Information about copyright issues relevant to research, publishing, and teaching.

Digital Content Rights Evaluation and Clearance

Stanford's Office of the General Counsel has created a checklist to support faculty, students, and staff who are creating and distributing digital content. Copyright and other intellectual property rights are commonly impacted in these projects, and require careful consideration.  Download the full checklist, including sample permission request form.

Important consideratons include:

  • Use of third-party copyrighted or trademarked material or use of a person’s likeness without permission in digital content (e.g. videos) may be illegal and may expose Stanford to significant financial liability and reputational risk.

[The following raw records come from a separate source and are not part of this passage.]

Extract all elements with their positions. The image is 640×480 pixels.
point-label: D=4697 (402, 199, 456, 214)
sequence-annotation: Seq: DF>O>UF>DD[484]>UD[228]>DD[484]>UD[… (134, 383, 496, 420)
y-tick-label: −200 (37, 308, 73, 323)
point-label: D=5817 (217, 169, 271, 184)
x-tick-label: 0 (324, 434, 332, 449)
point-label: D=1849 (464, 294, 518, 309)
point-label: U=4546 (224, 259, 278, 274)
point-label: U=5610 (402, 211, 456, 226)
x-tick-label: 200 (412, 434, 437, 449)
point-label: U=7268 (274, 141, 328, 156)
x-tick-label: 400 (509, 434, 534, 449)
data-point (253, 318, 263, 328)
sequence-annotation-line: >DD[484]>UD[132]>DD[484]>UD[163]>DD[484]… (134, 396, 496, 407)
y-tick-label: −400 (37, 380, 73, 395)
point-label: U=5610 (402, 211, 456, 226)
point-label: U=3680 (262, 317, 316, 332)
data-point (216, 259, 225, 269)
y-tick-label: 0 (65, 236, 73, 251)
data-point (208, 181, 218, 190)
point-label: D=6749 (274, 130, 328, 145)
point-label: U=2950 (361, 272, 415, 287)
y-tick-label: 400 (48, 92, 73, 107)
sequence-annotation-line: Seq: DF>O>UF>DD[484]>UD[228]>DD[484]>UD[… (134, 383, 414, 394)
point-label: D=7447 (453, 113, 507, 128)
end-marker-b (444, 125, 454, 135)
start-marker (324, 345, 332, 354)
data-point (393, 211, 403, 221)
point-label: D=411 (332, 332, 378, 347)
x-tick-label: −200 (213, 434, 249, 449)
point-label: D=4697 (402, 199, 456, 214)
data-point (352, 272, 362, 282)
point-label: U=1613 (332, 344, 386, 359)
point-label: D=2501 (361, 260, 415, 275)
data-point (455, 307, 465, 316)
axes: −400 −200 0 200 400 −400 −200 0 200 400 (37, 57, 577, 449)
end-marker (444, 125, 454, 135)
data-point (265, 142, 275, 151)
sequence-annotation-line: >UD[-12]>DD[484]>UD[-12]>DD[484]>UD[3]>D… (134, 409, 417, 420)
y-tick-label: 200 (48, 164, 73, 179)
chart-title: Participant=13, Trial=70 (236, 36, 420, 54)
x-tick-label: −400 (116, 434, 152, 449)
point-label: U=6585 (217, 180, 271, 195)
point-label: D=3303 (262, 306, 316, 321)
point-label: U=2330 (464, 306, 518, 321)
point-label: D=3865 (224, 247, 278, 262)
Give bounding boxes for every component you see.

    • Examples include sound recordings, audio-visual recordings, photographs, illustrations, music compositions, excerpts from published books, artwork, third party logos or trademarks, and a person’s voice, image or performance.
  • Please keep in mind that non-profit/educational use does not mean it is fair use per se and it is difficult to predict what would be considered permissible use in court. Accordingly, you should not use protectable content without permission unless you have performed proper fair use analysis. The default rule is, you typically want to obtain express permission if you can.

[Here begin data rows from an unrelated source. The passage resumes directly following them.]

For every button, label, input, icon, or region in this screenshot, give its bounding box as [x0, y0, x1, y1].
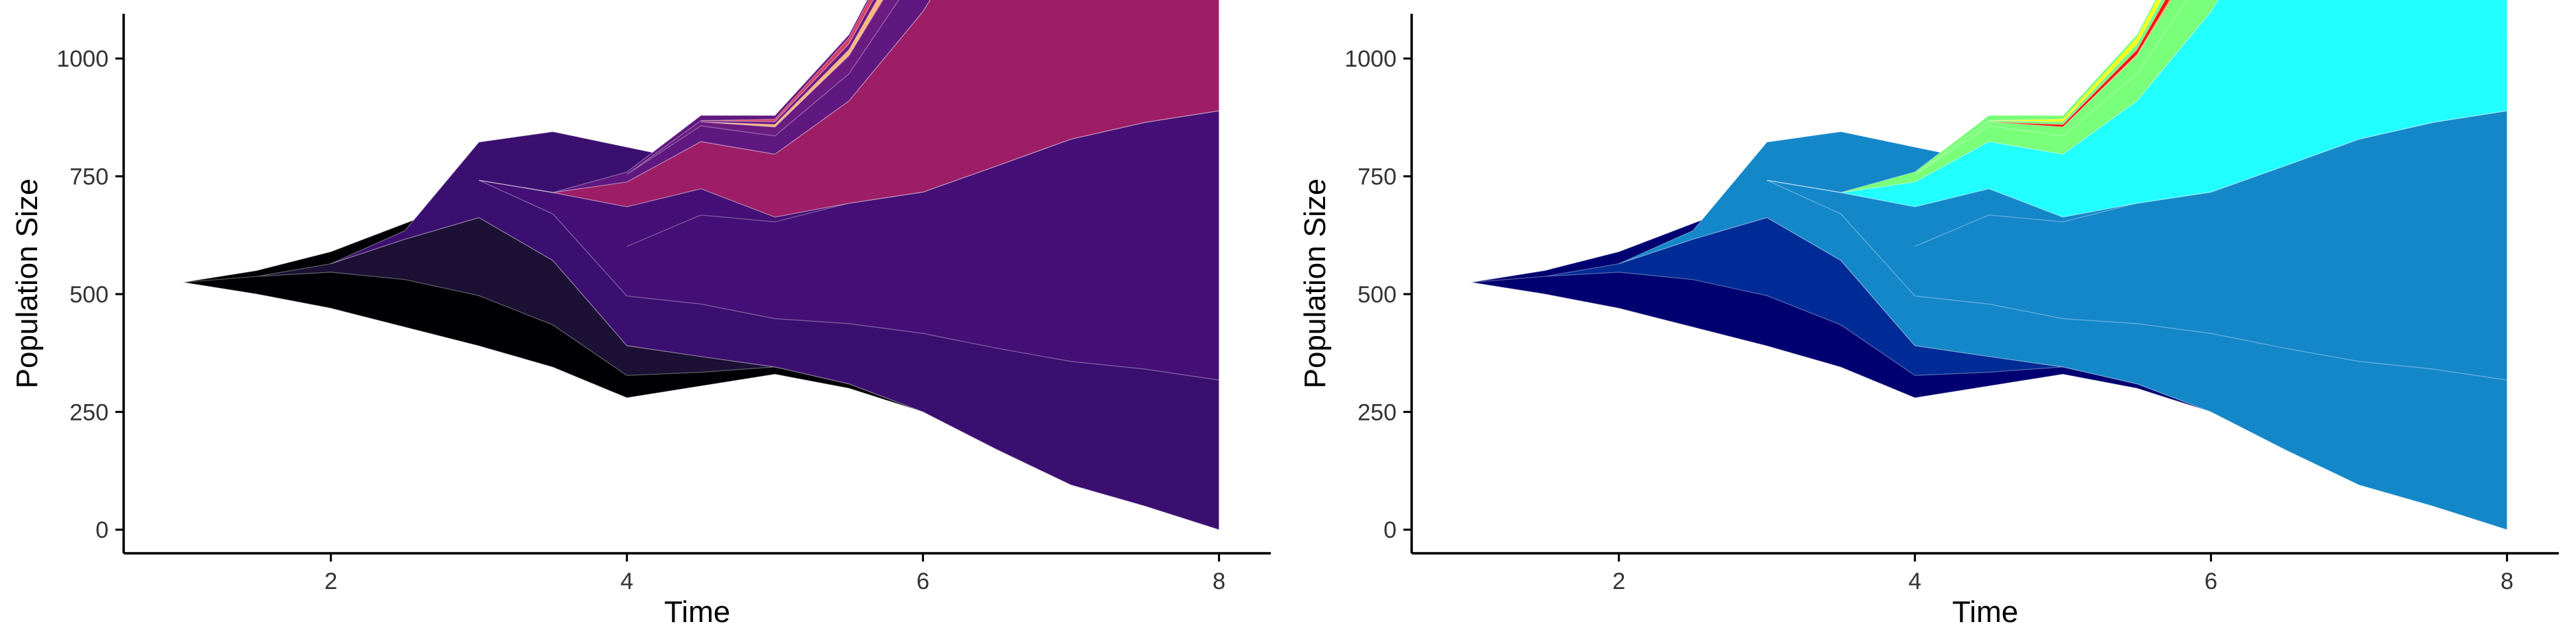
plot-area	[1471, 0, 2508, 531]
y-tick-label: 1000	[56, 46, 109, 72]
y-tick-label: 250	[1357, 399, 1397, 425]
clone-band-c4	[1766, 110, 2508, 381]
clone-band-c4	[478, 110, 1220, 381]
chart-panel-left: 2 4 6 8 0 250 500 750 1000 Time Population Size	[10, 0, 1271, 629]
x-tick-label: 2	[1612, 568, 1625, 595]
x-tick-label: 6	[2204, 568, 2217, 595]
fish-plot-right: 2 4 6 8 0 250 500 750 1000 Time Population Size	[1298, 0, 2559, 629]
x-axis-title: Time	[664, 595, 730, 629]
y-tick-label: 0	[95, 518, 109, 544]
y-axis-title: Population Size	[10, 179, 44, 389]
y-tick-label: 500	[69, 282, 109, 308]
y-tick-label: 1000	[1344, 46, 1397, 72]
chart-panel-right: 2 4 6 8 0 250 500 750 1000 Time Population Size	[1288, 0, 2576, 644]
y-axis-title: Population Size	[1298, 179, 1332, 389]
x-axis-title: Time	[1952, 595, 2018, 629]
x-tick-label: 8	[1212, 568, 1225, 595]
y-tick-label: 500	[1357, 282, 1397, 308]
y-tick-label: 0	[1383, 518, 1397, 544]
x-tick-label: 6	[916, 568, 929, 595]
x-tick-label: 8	[2500, 568, 2513, 595]
x-tick-label: 4	[1908, 568, 1921, 595]
x-tick-label: 2	[324, 568, 337, 595]
y-tick-label: 750	[1357, 164, 1397, 190]
fish-plot-left: 2 4 6 8 0 250 500 750 1000 Time Population Size	[10, 0, 1271, 629]
plot-area	[183, 0, 1220, 531]
x-tick-label: 4	[620, 568, 633, 595]
y-tick-label: 250	[69, 399, 109, 425]
y-tick-label: 750	[69, 164, 109, 190]
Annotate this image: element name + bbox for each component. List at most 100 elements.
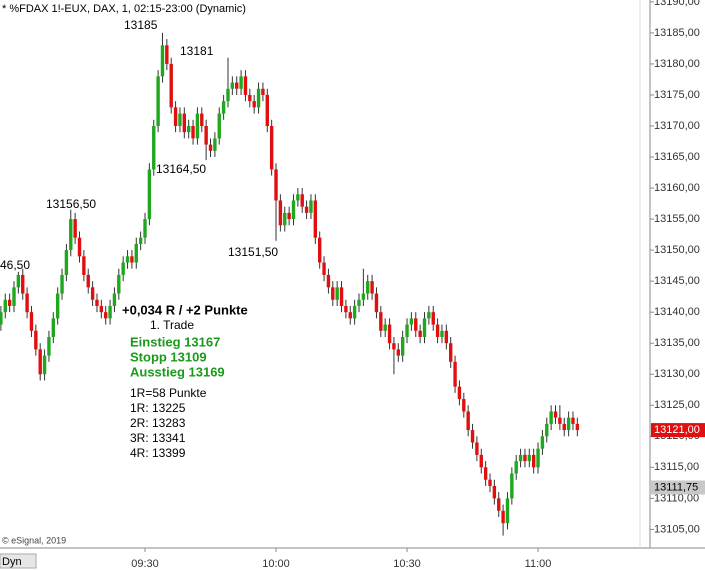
y-tick-label: 13190,00 <box>654 0 700 8</box>
y-tick-label: 13110,00 <box>654 492 699 504</box>
candle-body <box>34 330 38 350</box>
y-tick-label: 13160,00 <box>654 182 700 194</box>
candle-body <box>540 436 545 449</box>
candle-body <box>427 312 431 319</box>
candle-body <box>195 113 200 139</box>
candle-body <box>204 125 208 145</box>
candle-body <box>7 299 12 306</box>
trade-subline: 1. Trade <box>150 318 194 332</box>
candle-body <box>414 318 418 331</box>
candle-body <box>313 200 318 238</box>
x-tick-label: 09:30 <box>131 558 159 570</box>
candle-body <box>536 448 540 468</box>
price-annotation: 13185 <box>124 18 158 32</box>
candle-body <box>173 107 178 126</box>
candle-body <box>317 237 322 263</box>
candle-body <box>99 305 104 313</box>
trade-headline: +0,034 R / +2 Punkte <box>122 302 248 317</box>
candle-body <box>505 498 510 524</box>
candle-body <box>418 330 422 337</box>
copyright: © eSignal, 2019 <box>2 535 66 545</box>
candle-body <box>104 312 108 319</box>
candle-body <box>147 169 152 220</box>
candle-body <box>527 454 532 462</box>
candle-body <box>383 324 387 331</box>
y-tick-label: 13145,00 <box>654 275 700 287</box>
candle-body <box>357 299 361 306</box>
candle-body <box>42 355 47 375</box>
candle-body <box>370 281 374 294</box>
candle-body <box>488 479 492 486</box>
trade-target: 3R: 13341 <box>130 431 186 445</box>
candle-body <box>226 88 230 102</box>
candle-body <box>396 349 400 356</box>
trade-signal: Einstieg 13167 <box>130 334 220 349</box>
candle-body <box>200 113 204 126</box>
candle-body <box>86 274 90 288</box>
candle-body <box>156 76 160 126</box>
price-annotation: 13151,50 <box>228 245 278 259</box>
price-marker <box>651 423 705 438</box>
y-tick-label: 13105,00 <box>654 523 700 535</box>
candle-body <box>169 63 173 108</box>
candle-body <box>453 361 457 387</box>
candle-body <box>475 442 479 455</box>
candle-body <box>553 411 558 418</box>
price-annotation: 13164,50 <box>156 162 206 176</box>
candle-body <box>117 274 121 294</box>
price-marker-label: 13111,75 <box>654 481 698 493</box>
candle-body <box>77 237 82 257</box>
x-tick-label: 10:00 <box>262 558 290 570</box>
candle-body <box>213 138 217 151</box>
y-tick-label: 13165,00 <box>654 151 700 163</box>
candle-body <box>248 94 252 102</box>
candle-body <box>256 88 261 108</box>
candle-body <box>566 417 571 431</box>
candle-body <box>322 262 326 275</box>
x-tick-label: 11:00 <box>525 558 552 570</box>
candle-body <box>571 417 575 424</box>
candle-body <box>287 212 291 220</box>
candle-body <box>510 473 514 499</box>
candle-body <box>0 312 3 325</box>
y-tick-label: 13125,00 <box>654 399 700 411</box>
candle-body <box>558 417 562 424</box>
y-tick-label: 13155,00 <box>654 213 700 225</box>
mode-button[interactable] <box>0 553 37 569</box>
y-tick-label: 13140,00 <box>654 306 700 318</box>
candle-body <box>309 200 313 213</box>
candle-body <box>409 318 414 325</box>
candle-body <box>331 287 335 300</box>
candle-body <box>514 461 518 474</box>
candle-body <box>387 324 392 344</box>
candle-body <box>51 318 56 337</box>
trade-signal: Stopp 13109 <box>130 349 207 364</box>
candle-body <box>278 200 283 226</box>
candle-body <box>304 206 309 213</box>
candle-body <box>531 454 536 468</box>
candle-body <box>562 423 566 431</box>
candle-body <box>112 293 117 306</box>
candle-body <box>191 125 195 139</box>
trade-target: 1R: 13225 <box>130 401 186 415</box>
candle-body <box>344 305 348 313</box>
candle-body <box>435 324 440 337</box>
candle-body <box>405 324 409 337</box>
candle-body <box>60 274 64 294</box>
mode-label[interactable]: Dyn <box>2 556 22 568</box>
trade-signal: Ausstieg 13169 <box>130 364 225 379</box>
candle-body <box>379 312 383 331</box>
candle-body <box>545 423 549 437</box>
candle-body <box>326 274 331 288</box>
candle-body <box>431 312 435 325</box>
candle-body <box>143 219 147 238</box>
candle-body <box>230 82 235 89</box>
candle-body <box>575 423 580 431</box>
candle-body <box>182 113 187 133</box>
candle-body <box>501 510 505 524</box>
candle-body <box>483 467 488 480</box>
y-tick-label: 13185,00 <box>654 27 700 39</box>
candle-body <box>243 76 248 95</box>
candle-body <box>221 101 226 114</box>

  • We have observed a recent increase in enforcement activities by the music industry. The advent of automated systems to flag unauthorized use of sound recordings make it easy for the industry to find unauthorized use.  The statutory damage under US copyright law means that the copyright owner can demand $750 to $30,000 per work infringed, without the need to prove willful infringement, making it financially lucrative to undertake such enforcement activities. 
    • For example, a short promotional/informational video produced by your department that uses 2 soundtracks as background music in the video could create $1500 to $60,000 of potential liability to your department, even though the video is for non-commercial purposes and might have only attracted a few views. 

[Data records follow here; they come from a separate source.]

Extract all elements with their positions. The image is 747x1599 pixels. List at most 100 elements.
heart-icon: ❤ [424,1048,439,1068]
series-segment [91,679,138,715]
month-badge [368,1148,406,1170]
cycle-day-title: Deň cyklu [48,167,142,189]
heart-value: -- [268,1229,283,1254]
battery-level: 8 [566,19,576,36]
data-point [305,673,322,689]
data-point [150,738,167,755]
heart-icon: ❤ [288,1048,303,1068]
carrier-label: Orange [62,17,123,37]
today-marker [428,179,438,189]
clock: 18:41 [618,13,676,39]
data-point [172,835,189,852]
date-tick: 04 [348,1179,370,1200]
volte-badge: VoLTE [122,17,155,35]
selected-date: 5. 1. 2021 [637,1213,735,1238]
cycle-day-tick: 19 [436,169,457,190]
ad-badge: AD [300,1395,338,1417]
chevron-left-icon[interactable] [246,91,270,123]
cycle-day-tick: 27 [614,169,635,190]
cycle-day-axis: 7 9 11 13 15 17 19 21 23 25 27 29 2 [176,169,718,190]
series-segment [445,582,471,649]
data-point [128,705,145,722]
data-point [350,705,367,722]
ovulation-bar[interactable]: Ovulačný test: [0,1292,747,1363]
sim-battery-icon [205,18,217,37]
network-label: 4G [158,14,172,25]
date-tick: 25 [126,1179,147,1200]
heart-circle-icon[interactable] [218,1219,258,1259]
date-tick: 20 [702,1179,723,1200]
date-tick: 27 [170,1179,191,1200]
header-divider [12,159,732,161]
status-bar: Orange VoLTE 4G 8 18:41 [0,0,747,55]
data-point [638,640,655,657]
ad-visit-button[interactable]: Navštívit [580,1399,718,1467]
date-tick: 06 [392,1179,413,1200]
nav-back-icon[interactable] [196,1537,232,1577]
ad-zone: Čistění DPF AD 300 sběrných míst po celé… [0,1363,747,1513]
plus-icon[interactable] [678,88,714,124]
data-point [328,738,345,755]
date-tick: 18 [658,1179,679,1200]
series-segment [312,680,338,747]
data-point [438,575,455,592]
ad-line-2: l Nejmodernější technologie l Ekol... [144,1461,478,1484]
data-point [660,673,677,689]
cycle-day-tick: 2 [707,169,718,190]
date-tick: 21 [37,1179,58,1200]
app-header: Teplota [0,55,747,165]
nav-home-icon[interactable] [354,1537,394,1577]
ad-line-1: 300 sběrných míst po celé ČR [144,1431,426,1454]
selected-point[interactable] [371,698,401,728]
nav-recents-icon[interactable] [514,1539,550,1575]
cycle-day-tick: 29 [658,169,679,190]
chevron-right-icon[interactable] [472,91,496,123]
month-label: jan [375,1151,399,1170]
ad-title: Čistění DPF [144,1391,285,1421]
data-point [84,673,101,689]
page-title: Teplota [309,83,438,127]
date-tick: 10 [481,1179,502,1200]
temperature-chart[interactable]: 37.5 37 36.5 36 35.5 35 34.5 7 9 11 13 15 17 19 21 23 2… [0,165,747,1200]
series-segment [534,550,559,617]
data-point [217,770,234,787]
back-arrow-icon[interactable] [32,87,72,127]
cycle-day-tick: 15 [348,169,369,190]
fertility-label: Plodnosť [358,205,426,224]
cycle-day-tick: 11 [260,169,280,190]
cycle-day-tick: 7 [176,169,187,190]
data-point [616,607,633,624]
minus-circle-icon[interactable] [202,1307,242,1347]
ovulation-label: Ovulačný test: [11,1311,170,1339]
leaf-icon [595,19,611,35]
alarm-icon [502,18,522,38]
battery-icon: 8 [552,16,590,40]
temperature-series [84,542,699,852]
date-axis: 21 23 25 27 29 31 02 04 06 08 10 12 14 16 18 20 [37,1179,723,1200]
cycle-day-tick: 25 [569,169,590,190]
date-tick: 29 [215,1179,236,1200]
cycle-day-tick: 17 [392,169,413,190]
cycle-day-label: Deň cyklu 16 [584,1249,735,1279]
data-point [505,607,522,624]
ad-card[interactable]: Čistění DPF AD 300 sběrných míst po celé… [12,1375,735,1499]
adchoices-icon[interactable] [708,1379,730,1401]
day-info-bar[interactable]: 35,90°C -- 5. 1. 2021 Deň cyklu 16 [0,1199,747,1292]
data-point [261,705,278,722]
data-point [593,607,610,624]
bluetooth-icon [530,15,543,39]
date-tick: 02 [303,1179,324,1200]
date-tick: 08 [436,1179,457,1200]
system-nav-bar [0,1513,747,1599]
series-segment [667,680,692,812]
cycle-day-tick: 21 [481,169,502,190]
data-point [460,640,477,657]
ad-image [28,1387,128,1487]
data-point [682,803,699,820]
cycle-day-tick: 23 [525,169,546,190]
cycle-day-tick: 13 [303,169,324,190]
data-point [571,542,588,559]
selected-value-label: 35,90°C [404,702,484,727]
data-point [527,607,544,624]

  • Recommendations: In addition to always making sure that you obtain proper permission for use of third party materials, we recommend the following measures to minimize our exposure:
    • Review your existing video inventory and remove videos that may contain unauthorized third party content
    • Periodically remove older/infrequently-used content from your social media channels, especially if you are not certain if permissions were obtained
    • Use public domain or free/open-source materials when possible, keeping in mind that not everything you find on the Internet is free for use. You should read the license terms to confirm that your usage is permitted under the terms (e.g. for a list of sites that offer songs under the creative commons license).
    • If “free” version is not available, you can also license the content from reputable sites/clearing houses (e.g. for soundtracks)
    • Please keep in mind that the University may be held responsible for student-generated content, especially if the content is uploaded by Stanford personnel (e.g. instructors/administrators) or hosted/distributed via websites or other social media channels controlled by Stanford. We should avoid uploading student-generated content unless we are certain that the content has been appropriately reviewed and cleared.